Many of the concepts are inventive, but don’t get it twisted, the delivery is sometimes laughably antiquated. It’s amazing how far sequential art has advanced as a storytelling platform. The tales are short and simplistic; the dialogue is hokey and unnatural. If these stories were published today, we’d find most of them flat and unreadable. But you don’t buy a republished archive of 60-plus year old comics for the engaging stories; you buy them for the experience, which is where Adventures Into The Unknown‘s true value shines.

This collection is very 1940s. Brace yourself, characters frequently hurl out curses. Hopefully you can handle language such as “Holy Smoke,” “Great Scott,” and my personal favorite, “Jeepers Creepers.” Reading the comic, you can almost hear a crackling, tinny dialogue emanating from an old Philco cabinet radio. In fact, the stories flow better with that style of reader voice. Adventures Into The Unknown is like a time capsule of post-war, booming America. This comic isn’t about just the stories, it’s about immersing yourself in late 1940’s pop-culture.

Whenever I run across old comics and magazines, the first thing I do is scan the pages for old ads. Dark Horse wisely included the 1940’s ads because Adventures Into The Unknown is a veritable treasure chest of old gadgets, gimmicks, and gags. In here you’ll find a home radio microphone, so you can broadcast radio shows in your own living room! Or how about a home record maker, wouldn’t that be just swell? There’s a piano slide chord device that promises to deliver prodigal piano skills in five days or your money back. The best ad is the ever-awesome gag catalog which includes a joy buzzer, a squirt ring, a barking dog toy, and a giant fake spider. I’m also inexplicably curious about the results of the writing contest advertised in issue #3 where the winning entry will be drawn as a comic in a future issue. Unfortunately, the results weren’t available by issue #4.
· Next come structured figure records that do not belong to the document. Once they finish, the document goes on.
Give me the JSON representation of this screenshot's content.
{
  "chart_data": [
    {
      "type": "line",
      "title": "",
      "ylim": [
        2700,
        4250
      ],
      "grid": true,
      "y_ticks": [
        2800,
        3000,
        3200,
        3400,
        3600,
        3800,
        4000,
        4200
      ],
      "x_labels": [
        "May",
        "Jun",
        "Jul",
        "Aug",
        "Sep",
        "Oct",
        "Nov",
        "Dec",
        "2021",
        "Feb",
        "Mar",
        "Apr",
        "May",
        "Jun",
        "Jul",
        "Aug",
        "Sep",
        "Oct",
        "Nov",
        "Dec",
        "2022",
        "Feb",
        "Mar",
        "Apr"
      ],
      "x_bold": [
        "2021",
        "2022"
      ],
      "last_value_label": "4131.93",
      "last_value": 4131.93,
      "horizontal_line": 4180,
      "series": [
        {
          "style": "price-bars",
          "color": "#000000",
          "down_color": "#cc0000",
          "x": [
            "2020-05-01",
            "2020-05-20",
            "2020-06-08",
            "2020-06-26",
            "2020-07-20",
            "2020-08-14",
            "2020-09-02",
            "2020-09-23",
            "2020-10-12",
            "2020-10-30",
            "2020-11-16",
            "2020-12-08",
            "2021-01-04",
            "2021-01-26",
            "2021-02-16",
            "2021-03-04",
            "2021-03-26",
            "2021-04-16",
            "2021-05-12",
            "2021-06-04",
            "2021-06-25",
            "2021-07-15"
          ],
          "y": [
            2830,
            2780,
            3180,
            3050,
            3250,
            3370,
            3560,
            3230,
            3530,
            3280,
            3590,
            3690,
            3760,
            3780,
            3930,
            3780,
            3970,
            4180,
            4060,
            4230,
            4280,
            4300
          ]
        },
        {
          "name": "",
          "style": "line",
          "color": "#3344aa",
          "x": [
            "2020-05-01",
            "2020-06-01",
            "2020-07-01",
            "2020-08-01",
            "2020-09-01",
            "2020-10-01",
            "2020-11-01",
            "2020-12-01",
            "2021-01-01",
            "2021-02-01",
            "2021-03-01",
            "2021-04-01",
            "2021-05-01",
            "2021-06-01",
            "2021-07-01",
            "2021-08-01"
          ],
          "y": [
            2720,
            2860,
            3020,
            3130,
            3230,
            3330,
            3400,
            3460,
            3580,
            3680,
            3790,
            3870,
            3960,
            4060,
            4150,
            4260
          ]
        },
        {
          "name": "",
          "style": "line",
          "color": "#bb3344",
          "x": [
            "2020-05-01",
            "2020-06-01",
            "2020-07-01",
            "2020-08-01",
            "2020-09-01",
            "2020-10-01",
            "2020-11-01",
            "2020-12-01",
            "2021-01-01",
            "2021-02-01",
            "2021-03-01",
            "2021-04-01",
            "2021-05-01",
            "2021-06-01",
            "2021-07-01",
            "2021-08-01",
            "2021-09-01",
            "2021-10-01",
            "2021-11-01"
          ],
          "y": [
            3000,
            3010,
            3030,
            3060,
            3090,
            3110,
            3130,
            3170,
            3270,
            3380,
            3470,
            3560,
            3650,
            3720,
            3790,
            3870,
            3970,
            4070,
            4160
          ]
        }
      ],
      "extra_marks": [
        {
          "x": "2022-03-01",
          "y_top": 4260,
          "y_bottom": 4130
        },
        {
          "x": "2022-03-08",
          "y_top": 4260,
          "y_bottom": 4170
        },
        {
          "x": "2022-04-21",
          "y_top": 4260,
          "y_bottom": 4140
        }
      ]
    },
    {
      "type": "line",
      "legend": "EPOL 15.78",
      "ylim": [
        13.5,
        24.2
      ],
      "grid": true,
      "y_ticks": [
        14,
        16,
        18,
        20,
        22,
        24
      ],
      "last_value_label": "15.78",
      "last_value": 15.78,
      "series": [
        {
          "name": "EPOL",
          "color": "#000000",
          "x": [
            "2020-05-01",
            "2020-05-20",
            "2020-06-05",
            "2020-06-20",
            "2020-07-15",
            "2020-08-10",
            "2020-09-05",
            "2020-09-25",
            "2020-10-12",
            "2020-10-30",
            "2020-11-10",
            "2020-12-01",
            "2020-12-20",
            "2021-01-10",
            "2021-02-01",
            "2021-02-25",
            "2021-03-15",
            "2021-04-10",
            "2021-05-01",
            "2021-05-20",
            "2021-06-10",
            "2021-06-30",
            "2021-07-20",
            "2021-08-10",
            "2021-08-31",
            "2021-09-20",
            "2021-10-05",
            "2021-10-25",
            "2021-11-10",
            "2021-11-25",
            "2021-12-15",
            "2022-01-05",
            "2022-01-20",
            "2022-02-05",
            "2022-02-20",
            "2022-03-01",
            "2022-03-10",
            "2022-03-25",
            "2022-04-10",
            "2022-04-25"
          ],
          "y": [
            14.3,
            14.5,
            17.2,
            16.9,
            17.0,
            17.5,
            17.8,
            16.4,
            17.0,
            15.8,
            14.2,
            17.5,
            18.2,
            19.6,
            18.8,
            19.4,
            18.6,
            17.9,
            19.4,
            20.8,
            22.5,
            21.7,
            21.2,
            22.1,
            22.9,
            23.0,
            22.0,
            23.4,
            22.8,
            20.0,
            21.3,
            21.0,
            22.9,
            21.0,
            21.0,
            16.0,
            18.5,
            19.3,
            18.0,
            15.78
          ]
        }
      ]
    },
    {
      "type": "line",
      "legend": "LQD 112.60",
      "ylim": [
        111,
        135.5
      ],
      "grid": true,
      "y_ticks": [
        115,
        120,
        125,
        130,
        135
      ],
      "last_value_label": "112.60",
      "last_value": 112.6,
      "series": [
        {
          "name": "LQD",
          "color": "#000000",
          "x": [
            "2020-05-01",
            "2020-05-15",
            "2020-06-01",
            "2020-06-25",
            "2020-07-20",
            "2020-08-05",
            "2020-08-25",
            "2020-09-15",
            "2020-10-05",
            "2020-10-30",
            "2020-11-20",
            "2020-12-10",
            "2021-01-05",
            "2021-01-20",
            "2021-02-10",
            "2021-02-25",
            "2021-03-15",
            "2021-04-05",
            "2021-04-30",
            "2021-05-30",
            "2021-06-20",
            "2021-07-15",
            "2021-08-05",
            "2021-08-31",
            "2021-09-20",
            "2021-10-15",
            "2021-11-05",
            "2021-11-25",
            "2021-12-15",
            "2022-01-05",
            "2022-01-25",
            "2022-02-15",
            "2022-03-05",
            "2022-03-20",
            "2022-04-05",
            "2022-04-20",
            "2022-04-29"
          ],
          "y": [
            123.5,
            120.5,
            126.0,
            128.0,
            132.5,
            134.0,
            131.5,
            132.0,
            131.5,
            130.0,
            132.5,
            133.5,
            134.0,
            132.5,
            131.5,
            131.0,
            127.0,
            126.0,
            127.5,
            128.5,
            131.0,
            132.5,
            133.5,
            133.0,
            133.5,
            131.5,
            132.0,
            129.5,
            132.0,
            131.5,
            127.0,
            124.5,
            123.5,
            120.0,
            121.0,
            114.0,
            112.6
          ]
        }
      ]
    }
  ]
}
Like other forms of entertainment media, old comics are the closest thing we’ll ever have to a time machine — unless some crazy old coot slips, falls on his head, and conjures a flux capacitor. It’s an amazing experience to just briefly plunge yourself into the 1940s and take it all in. Fans of classic horror and nostalgia will love the experience, but take Adventures Into The Unknown in small doses or else the similar story beats will meld into one big pile of monster mash.

I had a “REDRUM” moment when I realized that I ended this review on exactly 666 words, so I’m adding a few more. Hell, why chance it? Yeah, I suppose the Comics Code Authority was right: horror comics rot your brains.